The Bakersfield Californian

DEAR PRUDENCE

- DANIEL MALLORY ORTBERG WITH ADVICE ON MANNERS & MORALS

Dear Prudence: I married my partner in a quiet online ceremony due to COVID. I’m a man, she’s a woman, and we had decided beforehand that I would take her last name. We had a few reasons for this decision, one of them being that her name would sound like a famous comic book character (think “Lois Lane”) if she had taken mine. We didn’t mention this except to a few friends, since it didn’t seem like big news. My family never asked, and I never thought to mention it, so they heard about it for the first time on our wedding day when the officiant announced our names. They seemed shocked but were quiet at the time.

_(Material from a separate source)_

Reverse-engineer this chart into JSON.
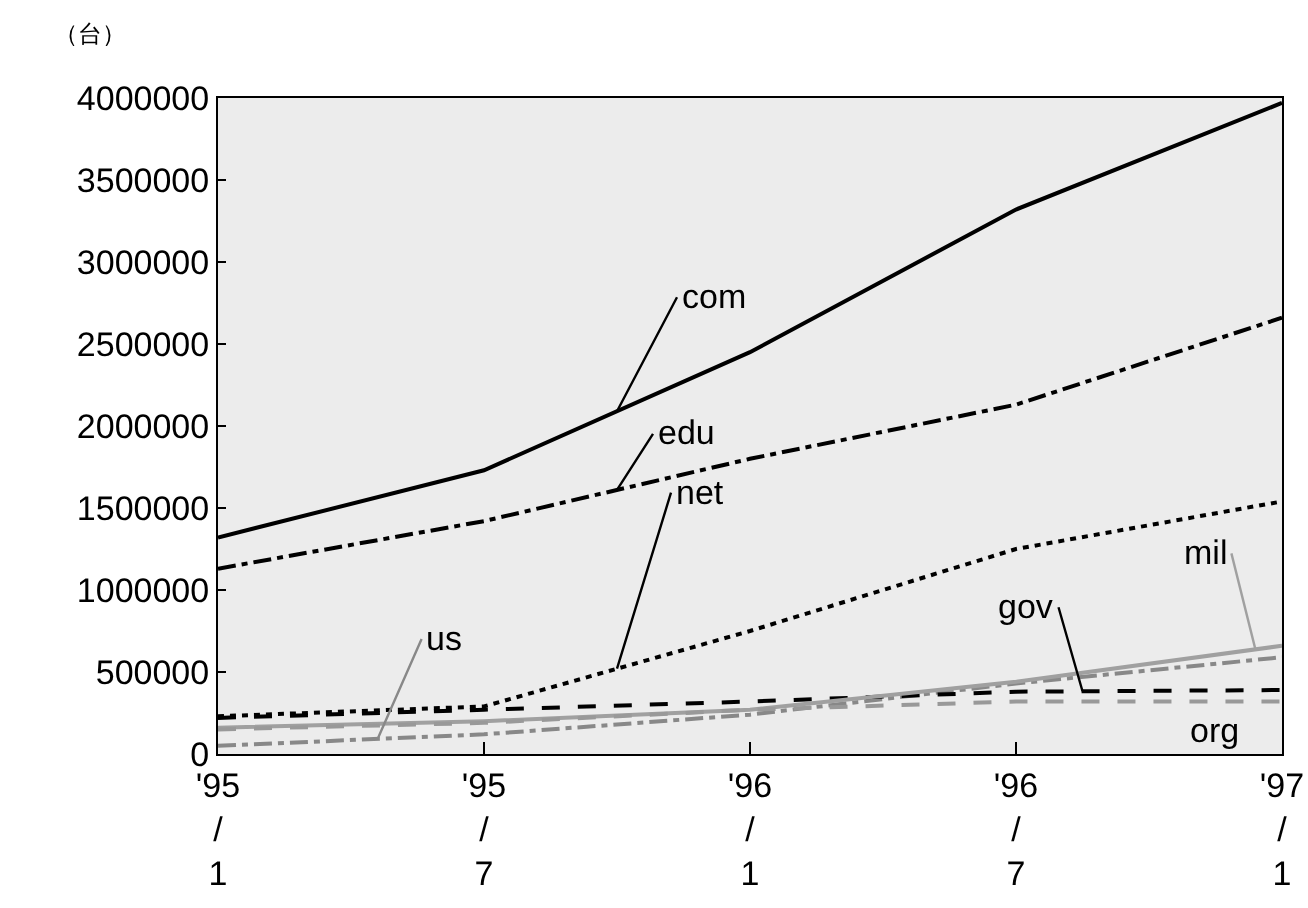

Since then, they have raised the subject well over a hundred times. My mom actually phoned me in tears asking why I had “rejected our family name,” while my dad constantly implies that my lovely wife (whom he previously really liked) is a monstrous control freak. My mom and brother are both horrified that I didn’t “insist” our future children “carry on my name,” and when I’ve tried to remind them that we are not actually a monarchica­l dynasty, they switch tactics and claim that we must simply prefer my wife’s family to mine. Honestly, right now, that’s true, because her family have responded perfectly reasonably, while mine are behaving like this. I’ve taken to ending conversati­ons with my parents and brother when they raise the issue, which has been every single conversati­on. My wife was very upset the last time we spoke because they shouted at her for “emasculati­ng” me. I’m anxious that they not get a chance to yell at her again. Can you advise me on a way to firmly shut down this topic once and for all? It’s been six months now. I feel like I’ve told them repeatedly, “We’re not discussing this,” in every call, and I’m at my wits’ end. We were close before, but they seem willing to die on this hill and are actually begging me to change my name back if I won’t “reason” with my wife.

— Ivanhoe the Disinherit­ed

I don’t mean to make light of your situation, because it sounds absolutely demoralizi­ng, but there’s something a little funny about the image of three adults throwing a six-months-long temper tantrum about emasculati­on and the innate wickedness of women. Protect your wife from continued harassment, and safeguard your own peace of mind by not answering their calls. If at some point they’re able to say, “We’re very sorry for how we’ve behaved. We won’t ever bring your name change up again, and we’d like to try to reestablis­h a relationsh­ip with you, if you’re open to it,” you can revisit the possibilit­y of a conversati­on. But don’t settle for less.